Vital Ground has an immediate goal of protecting another 188,000 acres of land essential to bridging the stranded subpopulations of wild grizzlies. It’s an ambitious plan, requiring both tremendous money and convincing.
John and Leanne Hayne run a 3,000-acre sheep ranch in Dupuyer, Montana. “The grizzlies have made my life more complicated,” John tells me during a visit. He once had a grizzly kill a ewe right in front of him. “It was over in 10 seconds,” he says. He had to surround half of those 3,000 acres with electric fencing to keep out bears and wolves. He’s not entirely anti-grizzly, though. “I’d sell an easement to Vital Ground if they paid me enough,” he says. How much is hard to say. Land prices are escalating quickly, which deepens Doug’s sense of urgency.

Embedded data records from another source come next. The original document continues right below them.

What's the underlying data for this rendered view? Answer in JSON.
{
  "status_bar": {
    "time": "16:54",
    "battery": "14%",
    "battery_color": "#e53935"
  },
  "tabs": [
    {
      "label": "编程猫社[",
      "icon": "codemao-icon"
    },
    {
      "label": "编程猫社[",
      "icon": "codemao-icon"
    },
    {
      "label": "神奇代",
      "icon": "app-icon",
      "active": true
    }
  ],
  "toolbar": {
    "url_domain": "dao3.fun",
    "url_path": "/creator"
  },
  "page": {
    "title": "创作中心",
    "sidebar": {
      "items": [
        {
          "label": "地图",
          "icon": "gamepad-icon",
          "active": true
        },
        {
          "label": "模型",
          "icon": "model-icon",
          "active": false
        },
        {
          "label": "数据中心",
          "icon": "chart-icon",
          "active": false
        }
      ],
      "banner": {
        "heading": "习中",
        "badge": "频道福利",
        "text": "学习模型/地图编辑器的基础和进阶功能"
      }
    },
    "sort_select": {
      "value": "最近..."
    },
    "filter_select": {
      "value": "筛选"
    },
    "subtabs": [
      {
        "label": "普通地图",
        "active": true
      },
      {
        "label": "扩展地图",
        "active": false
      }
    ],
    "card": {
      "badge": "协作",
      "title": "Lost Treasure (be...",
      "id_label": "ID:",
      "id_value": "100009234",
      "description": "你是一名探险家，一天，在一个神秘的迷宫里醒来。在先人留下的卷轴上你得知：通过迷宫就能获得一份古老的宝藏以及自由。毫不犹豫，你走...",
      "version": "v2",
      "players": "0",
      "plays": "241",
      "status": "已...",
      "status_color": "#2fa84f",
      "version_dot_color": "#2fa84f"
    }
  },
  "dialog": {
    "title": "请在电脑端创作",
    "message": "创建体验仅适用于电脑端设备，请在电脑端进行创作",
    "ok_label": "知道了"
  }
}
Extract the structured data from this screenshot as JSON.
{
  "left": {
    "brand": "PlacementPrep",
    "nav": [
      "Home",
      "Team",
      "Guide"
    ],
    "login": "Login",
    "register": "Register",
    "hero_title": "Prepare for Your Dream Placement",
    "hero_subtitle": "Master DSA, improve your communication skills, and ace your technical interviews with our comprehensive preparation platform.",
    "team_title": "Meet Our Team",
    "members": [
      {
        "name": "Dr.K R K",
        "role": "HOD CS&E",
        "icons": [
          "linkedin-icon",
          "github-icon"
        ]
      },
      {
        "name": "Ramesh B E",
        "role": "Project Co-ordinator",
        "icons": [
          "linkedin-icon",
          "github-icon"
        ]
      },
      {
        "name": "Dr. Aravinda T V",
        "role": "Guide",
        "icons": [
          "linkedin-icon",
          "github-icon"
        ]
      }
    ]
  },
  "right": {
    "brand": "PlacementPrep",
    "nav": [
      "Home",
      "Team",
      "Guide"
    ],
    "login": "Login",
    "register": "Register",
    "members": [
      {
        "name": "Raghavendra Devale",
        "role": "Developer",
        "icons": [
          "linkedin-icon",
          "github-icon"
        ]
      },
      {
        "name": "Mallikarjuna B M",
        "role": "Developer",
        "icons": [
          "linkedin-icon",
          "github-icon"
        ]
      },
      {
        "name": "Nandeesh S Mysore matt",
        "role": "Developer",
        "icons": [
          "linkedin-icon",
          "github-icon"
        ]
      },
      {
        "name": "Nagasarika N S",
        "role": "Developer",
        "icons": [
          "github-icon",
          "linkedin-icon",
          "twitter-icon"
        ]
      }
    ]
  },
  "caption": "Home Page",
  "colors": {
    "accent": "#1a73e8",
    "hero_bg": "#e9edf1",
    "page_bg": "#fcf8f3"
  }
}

LATE IN THE MORNING at the Seus ranch, an engineer comes by. The BBC show Animal Impossible wants to measure how much force Little Bart generates when he slams a paw on the ground, and the engineer is designing a pressure plate to record it. Even with the Discovery Channel series, “Hollywood doesn’t need us so much anymore,” Doug concedes, grumpily. “They can do stuff with animatrons now.” Projects like this one give him and Little Bart something to do. I feel a tug of sadness watching the whole thing, then remember: This is saving bears, because much of the money that Little Bart raises still goes toward protecting wild grizzlies.
At dusk, Doug and I sit on his porch. After spending time with Little Bart, my sense of scale is all off: The Seus ranch feels dollhouse-size. “Mankind is so greedy,” Doug says. “People are all money crazy now.” He is particularly concerned about the federal government’s recent push, under the Trump administration, to expand logging and mining on public lands, lands upon which wild grizzlies greatly depend. “It’s become sadly economic,” he says, shaking his head.
As far as Vital Ground goes, money for habitat acquisition, about 2 to 3 million dollars a year, still flows in through Little Bart and back into the wild country that he will never see or know. Little Bart is happy, though. After all these years, Doug says, “he and I are learning new things.” A gulf still exists between them, however small, and one always will to some extent. Doug and Little Bart are content trying to close it anyway.